NECESSITE D'UN GOUVERNEMENT D'UNION NATIONALE.


La bataille entre candidats lors de la dernière campagne pour l’élection présidentielle a aggravé la désillusion politique du peuple. Le clivage ancien, brutal, entre la droite et la gauche et le renforcement du Front national ne répondent plus aux enjeux d’un avenir difficile, ni aux attentes d’une meilleure démocratie. Des intellectuels, des journalistes et des engagés politiques souhaitent la fin de ces divisions de la Nation et proposent, à partir de procédures diverses, des gouvernements d’Union Nationale.

Trois nouvelles propositions, pour la France, dans ce sens, ouvrent la voie : celle de Luc Ferry, philosophe et ancien ministre de l’Education Nationale (luc.ferry@yahoo.fr), celle de Maurice Szafran, directeur de la publication de l’hebdomadaire Marianne et celle de Jean-François Kahn exposée dans « La catastrophe du 6 mai 2012 » aux éditions Plon. D’autres suivront. Dimitris Dimitriadis, dramaturge et essayiste grec, attend, pour son pays, une évolution similaire des institutions.
François Bayrou, homme politique en avance sur son temps, mal entouré, mais exceptionnellement lucide et courageux pour préférer des valeurs à sa carrière, a déjà préparé un avenir au-dessus des clivages. Précurseur, il mérite le respect.

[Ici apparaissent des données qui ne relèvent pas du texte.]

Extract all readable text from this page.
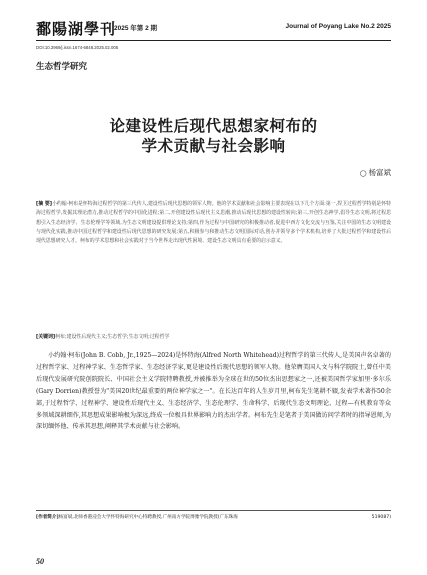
鄱陽湖學刊
2025 年第 2 期	Journal of Poyang Lake No.2 2025
DOI:10.3969/j.issn.1674-6848.2025.02.005
生态哲学研究
论建设性后现代思想家柯布的
学术贡献与社会影响
◯ 杨富斌
[摘 要]小约翰·柯布是怀特海过程哲学的第三代传人,建设性后现代思想的领军人物。他的学术贡献和社会影响主要表现在以下几个方面:第一,捍卫过程哲学特别是怀特海过程哲学,发掘其理论潜力,推动过程哲学的中国化进程;第二,开创建设性后现代主义思潮,推动后现代思想的建设性转向;第三,开创生态神学,倡导生态文明,将过程思想引入生态经济学、生态伦理学等领域,为生态文明建设提供理论支持;第四,作为过程与中国研究的积极推动者,促进中西方文化交流与互鉴,关注中国的生态文明建设与现代化实践,推动中国过程哲学和建设性后现代思想的研究发展;第五,积极参与和推动生态文明国际对话,创办并领导多个学术机构,培养了大批过程哲学和建设性后现代思想研究人才。柯布的学术思想和社会实践对于当今世界走出现代性困境、建设生态文明具有重要的启示意义。
[关键词]柯布;建设性后现代主义;生态哲学;生态文明;过程哲学
小约翰·柯布(John B. Cobb, Jr.,1925—2024)是怀特海(Alfred North Whitehead)过程哲学的第三代传人,是美国声名卓著的过程哲学家、过程神学家、生态哲学家、生态经济学家,更是建设性后现代思想的领军人物。他荣膺美国人文与科学院院士,曾任中美后现代发展研究院创院院长、中国社会主义学院特聘教授,并被推举为全球在世的50位杰出思想家之一,还被美国哲学家加里·多尔乐(Gary Dorrien)教授誉为"美国20世纪最重要的两位神学家之一"。在长达百年的人生岁月里,柯布先生笔耕不辍,发表学术著作50余部,于过程哲学、过程神学、建设性后现代主义、生态经济学、生态伦理学、生命科学、后现代生态文明理论、过程—有机教育等众多领域深耕细作,其思想成果影响极为深远,终成一位极具世界影响力的杰出学者。柯布先生是笔者于美国做访问学者时的指导恩师,为深切缅怀他、传承其思想,阐释其学术贡献与社会影响。
[作者简介]杨富斌,北师香港浸会大学怀特海研究中心特聘教授,广州南方学院博雅学院教授(广东珠海	519087)
50
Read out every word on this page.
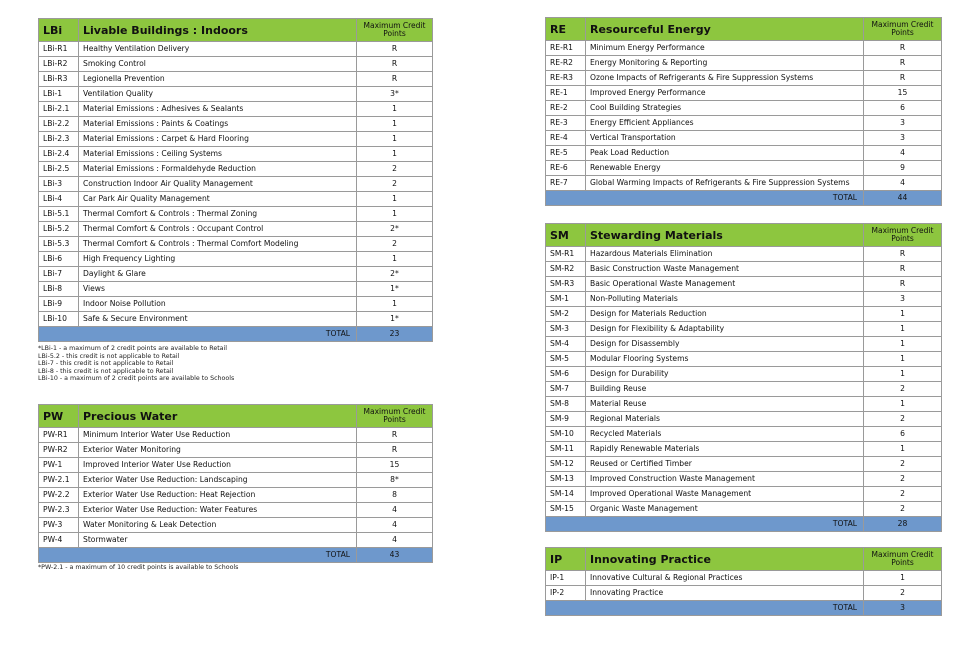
LBi	Livable Buildings : Indoors	Maximum Credit Points
LBi-R1	Healthy Ventilation Delivery	R
LBi-R2	Smoking Control	R
LBi-R3	Legionella Prevention	R
LBi-1	Ventilation Quality	3*
LBi-2.1	Material Emissions : Adhesives & Sealants	1
LBi-2.2	Material Emissions : Paints & Coatings	1
LBi-2.3	Material Emissions : Carpet & Hard Flooring	1
LBi-2.4	Material Emissions : Ceiling Systems	1
LBi-2.5	Material Emissions : Formaldehyde Reduction	2
LBi-3	Construction Indoor Air Quality Management	2
LBi-4	Car Park Air Quality Management	1
LBi-5.1	Thermal Comfort & Controls : Thermal Zoning	1
LBi-5.2	Thermal Comfort & Controls : Occupant Control	2*
LBi-5.3	Thermal Comfort & Controls : Thermal Comfort Modeling	2
LBi-6	High Frequency Lighting	1
LBi-7	Daylight & Glare	2*
LBi-8	Views	1*
LBi-9	Indoor Noise Pollution	1
LBi-10	Safe & Secure Environment	1*
TOTAL		23
*LBi-1 - a maximum of 2 credit points are available to Retail
LBi-5.2 - this credit is not applicable to Retail
LBi-7 - this credit is not applicable to Retail
LBi-8 - this credit is not applicable to Retail
LBi-10 - a maximum of 2 credit points are available to Schools
PW	Precious Water	Maximum Credit Points
PW-R1	Minimum Interior Water Use Reduction	R
PW-R2	Exterior Water Monitoring	R
PW-1	Improved Interior Water Use Reduction	15
PW-2.1	Exterior Water Use Reduction: Landscaping	8*
PW-2.2	Exterior Water Use Reduction: Heat Rejection	8
PW-2.3	Exterior Water Use Reduction: Water Features	4
PW-3	Water Monitoring & Leak Detection	4
PW-4	Stormwater	4
TOTAL		43
*PW-2.1 - a maximum of 10 credit points is available to Schools
RE	Resourceful Energy	Maximum Credit Points
RE-R1	Minimum Energy Performance	R
RE-R2	Energy Monitoring & Reporting	R
RE-R3	Ozone Impacts of Refrigerants & Fire Suppression Systems	R
RE-1	Improved Energy Performance	15
RE-2	Cool Building Strategies	6
RE-3	Energy Efficient Appliances	3
RE-4	Vertical Transportation	3
RE-5	Peak Load Reduction	4
RE-6	Renewable Energy	9
RE-7	Global Warming Impacts of Refrigerants & Fire Suppression Systems	4
TOTAL		44
SM	Stewarding Materials	Maximum Credit Points
SM-R1	Hazardous Materials Elimination	R
SM-R2	Basic Construction Waste Management	R
SM-R3	Basic Operational Waste Management	R
SM-1	Non-Polluting Materials	3
SM-2	Design for Materials Reduction	1
SM-3	Design for Flexibility & Adaptability	1
SM-4	Design for Disassembly	1
SM-5	Modular Flooring Systems	1
SM-6	Design for Durability	1
SM-7	Building Reuse	2
SM-8	Material Reuse	1
SM-9	Regional Materials	2
SM-10	Recycled Materials	6
SM-11	Rapidly Renewable Materials	1
SM-12	Reused or Certified Timber	2
SM-13	Improved Construction Waste Management	2
SM-14	Improved Operational Waste Management	2
SM-15	Organic Waste Management	2
TOTAL		28
IP	Innovating Practice	Maximum Credit Points
IP-1	Innovative Cultural & Regional Practices	1
IP-2	Innovating Practice	2
TOTAL		3
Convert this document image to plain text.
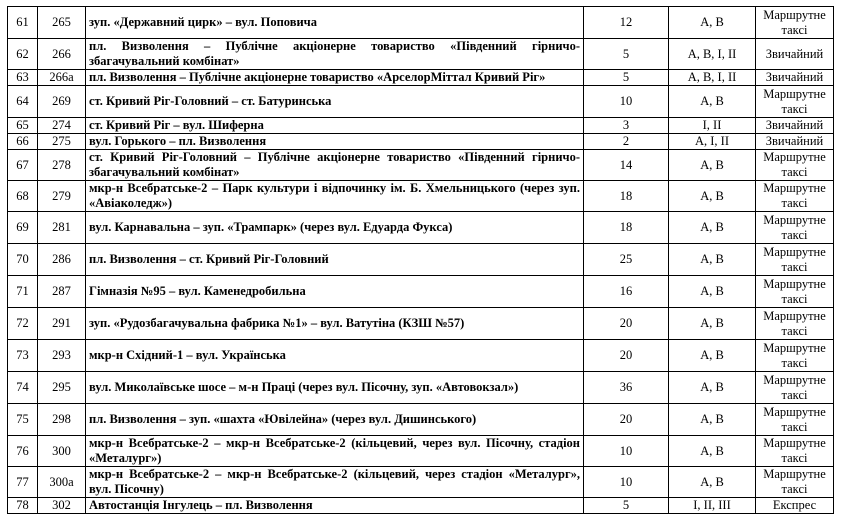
61	265	зуп. «Державний цирк» – вул. Поповича	12	А, В	Маршрутне таксі
62	266	пл. Визволення – Публічне акціонерне товариство «Південний гірничо-збагачувальний комбінат»	5	А, В, І, ІІ	Звичайний
63	266а	пл. Визволення – Публічне акціонерне товариство «АрселорМіттал Кривий Ріг»	5	А, В, І, ІІ	Звичайний
64	269	ст. Кривий Ріг-Головний – ст. Батуринська	10	А, В	Маршрутне таксі
65	274	ст. Кривий Ріг – вул. Шиферна	3	І, ІІ	Звичайний
66	275	вул. Горького – пл. Визволення	2	А, І, ІІ	Звичайний
67	278	ст. Кривий Ріг-Головний – Публічне акціонерне товариство «Південний гірничо-збагачувальний комбінат»	14	А, В	Маршрутне таксі
68	279	мкр-н Всебратське-2 – Парк культури і відпочинку ім. Б. Хмельницького (через зуп. «Авіаколедж»)	18	А, В	Маршрутне таксі
69	281	вул. Карнавальна – зуп. «Трампарк» (через вул. Едуарда Фукса)	18	А, В	Маршрутне таксі
70	286	пл. Визволення – ст. Кривий Ріг-Головний	25	А, В	Маршрутне таксі
71	287	Гімназія №95 – вул. Каменедробильна	16	А, В	Маршрутне таксі
72	291	зуп. «Рудозбагачувальна фабрика №1» – вул. Ватутіна (КЗШ №57)	20	А, В	Маршрутне таксі
73	293	мкр-н Східний-1 – вул. Українська	20	А, В	Маршрутне таксі
74	295	вул. Миколаївське шосе – м-н Праці (через вул. Пісочну, зуп. «Автовокзал»)	36	А, В	Маршрутне таксі
75	298	пл. Визволення – зуп. «шахта «Ювілейна» (через вул. Дишинського)	20	А, В	Маршрутне таксі
76	300	мкр-н Всебратське-2 – мкр-н Всебратське-2 (кільцевий, через вул. Пісочну, стадіон «Металург»)	10	А, В	Маршрутне таксі
77	300а	мкр-н Всебратське-2 – мкр-н Всебратське-2 (кільцевий, через стадіон «Металург», вул. Пісочну)	10	А, В	Маршрутне таксі
78	302	Автостанція Інгулець – пл. Визволення	5	І, ІІ, ІІІ	Експрес
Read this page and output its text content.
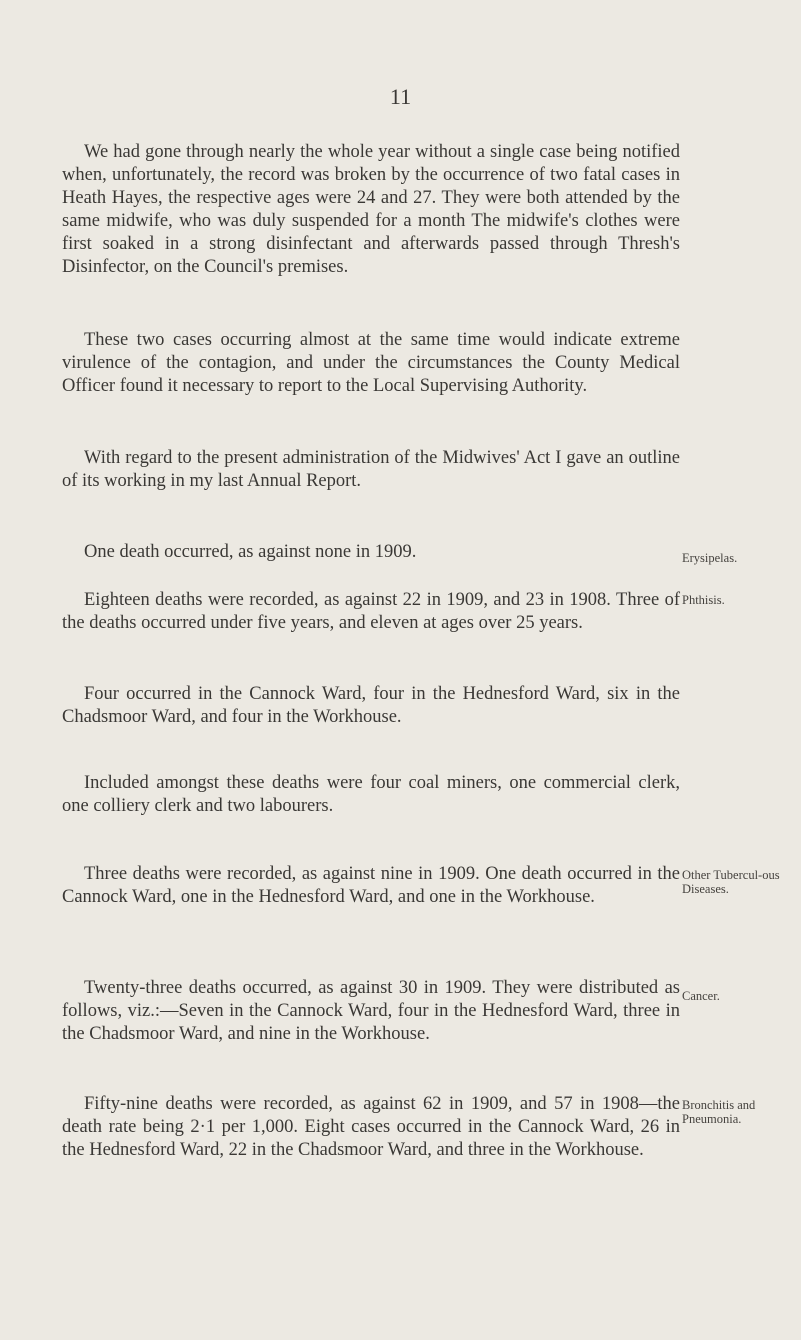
11

We had gone through nearly the whole year without a single case being notified when, unfortunately, the record was broken by the occurrence of two fatal cases in Heath Hayes, the respective ages were 24 and 27. They were both attended by the same midwife, who was duly suspended for a month The midwife's clothes were first soaked in a strong disinfectant and afterwards passed through Thresh's Disinfector, on the Council's premises.

These two cases occurring almost at the same time would indicate extreme virulence of the contagion, and under the circumstances the County Medical Officer found it necessary to report to the Local Supervising Authority.

With regard to the present administration of the Midwives' Act I gave an outline of its working in my last Annual Report.

One death occurred, as against none in 1909.	Erysipelas.

Eighteen deaths were recorded, as against 22 in 1909, and 23 in 1908. Three of the deaths occurred under five years, and eleven at ages over 25 years.

Phthisis.

Four occurred in the Cannock Ward, four in the Hednesford Ward, six in the Chadsmoor Ward, and four in the Workhouse.

Included amongst these deaths were four coal miners, one commercial clerk, one colliery clerk and two labourers.

Three deaths were recorded, as against nine in 1909. One death occurred in the Cannock Ward, one in the Hednesford Ward, and one in the Workhouse.

Other Tubercul-ous Diseases.

Twenty-three deaths occurred, as against 30 in 1909. They were distributed as follows, viz.:—Seven in the Cannock Ward, four in the Hednesford Ward, three in the Chadsmoor Ward, and nine in the Workhouse.

Cancer.

Fifty-nine deaths were recorded, as against 62 in 1909, and 57 in 1908—the death rate being 2·1 per 1,000. Eight cases occurred in the Cannock Ward, 26 in the Hednesford Ward, 22 in the Chadsmoor Ward, and three in the Workhouse.

Bronchitis and Pneumonia.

Le PS ne sortirait pas grandi s’il n’évitait pas la défaite de François Bayrou aux législatives, dans son fief, le 17/06/2012. Les voix du MoDem, partiellement, ont facilité l’élection de François Hollande et l’argument du PS, pour maintenir sa candidate face à François Bayrou, ne tient pas. François Bayrou appuierait toutes les mesures gouvernementales de réduction de la dette, de  justice fiscale et de  ré-industrialisation, par exemple. François Bayrou témoigne d’un avenir souhaitable, à parfaire, il ne peut être réduit au silence.
Dans sa chronique du journal Le Figaro du 7/06/2012, Luc Ferry dénonce la déraison et l’absurdité  de la Monarchie élective française, puisque le pouvoir d’un seul concentre entre ses mains toutes les décisions. Les citoyens adultes ne sont libres qu’une fois tous les cinq ans quand ils votent pour leur chef. Ce chef procède à toutes les nominations d’importance et Luc Ferry, à partir de son expérience de ministre, a pu constater à quel point ce petit monde finit par s’aplatir devant le président. Les ministres risquent leur place à la moindre incartade, dès qu’ils déplaisent au souverain.
Or, est-il « normal » que face à la complexité de nos économies, face à la dette publique, face à la nécessité politique et morale de rassembler, face aussi à cette mondialisation qui suppose des compétences internationales tous azimuts, on confie à un homme seul le soin de décider de tout ?
La loi de la majorité est la loi même de la démocratie mais est-ce une raison pour que le point de vue de 49% des Français, contre celui de 51% soit anéanti pour cinq ans ?
Croire ou faire croire qu’entre un camp et un autre on passe de l’ombre à la lumière est d’une telle absurdité qu’on est navré de voir nos électeurs fonctionner à 100% sur un principe aussi absurde.
Luc Ferry rejette l’idée du philosophe Castoriadis qui proposait de faire exploser le régime représentatif  au profit d’une démocratie directe. Il préfèrerait le système parlementaire allemand qui imposa parfois des gouvernements d’unité nationale ou le système du conseil suisse qui offre l’avantage d’inscrire l’impératif de délibération au cœur du pouvoir centralisé.
Luc Ferry avait plutôt, jusqu’à présent, un penchant pour la droite politique dont l’échec récent l’aura sans doute libéré pour proposer ce progrès de rassemblement.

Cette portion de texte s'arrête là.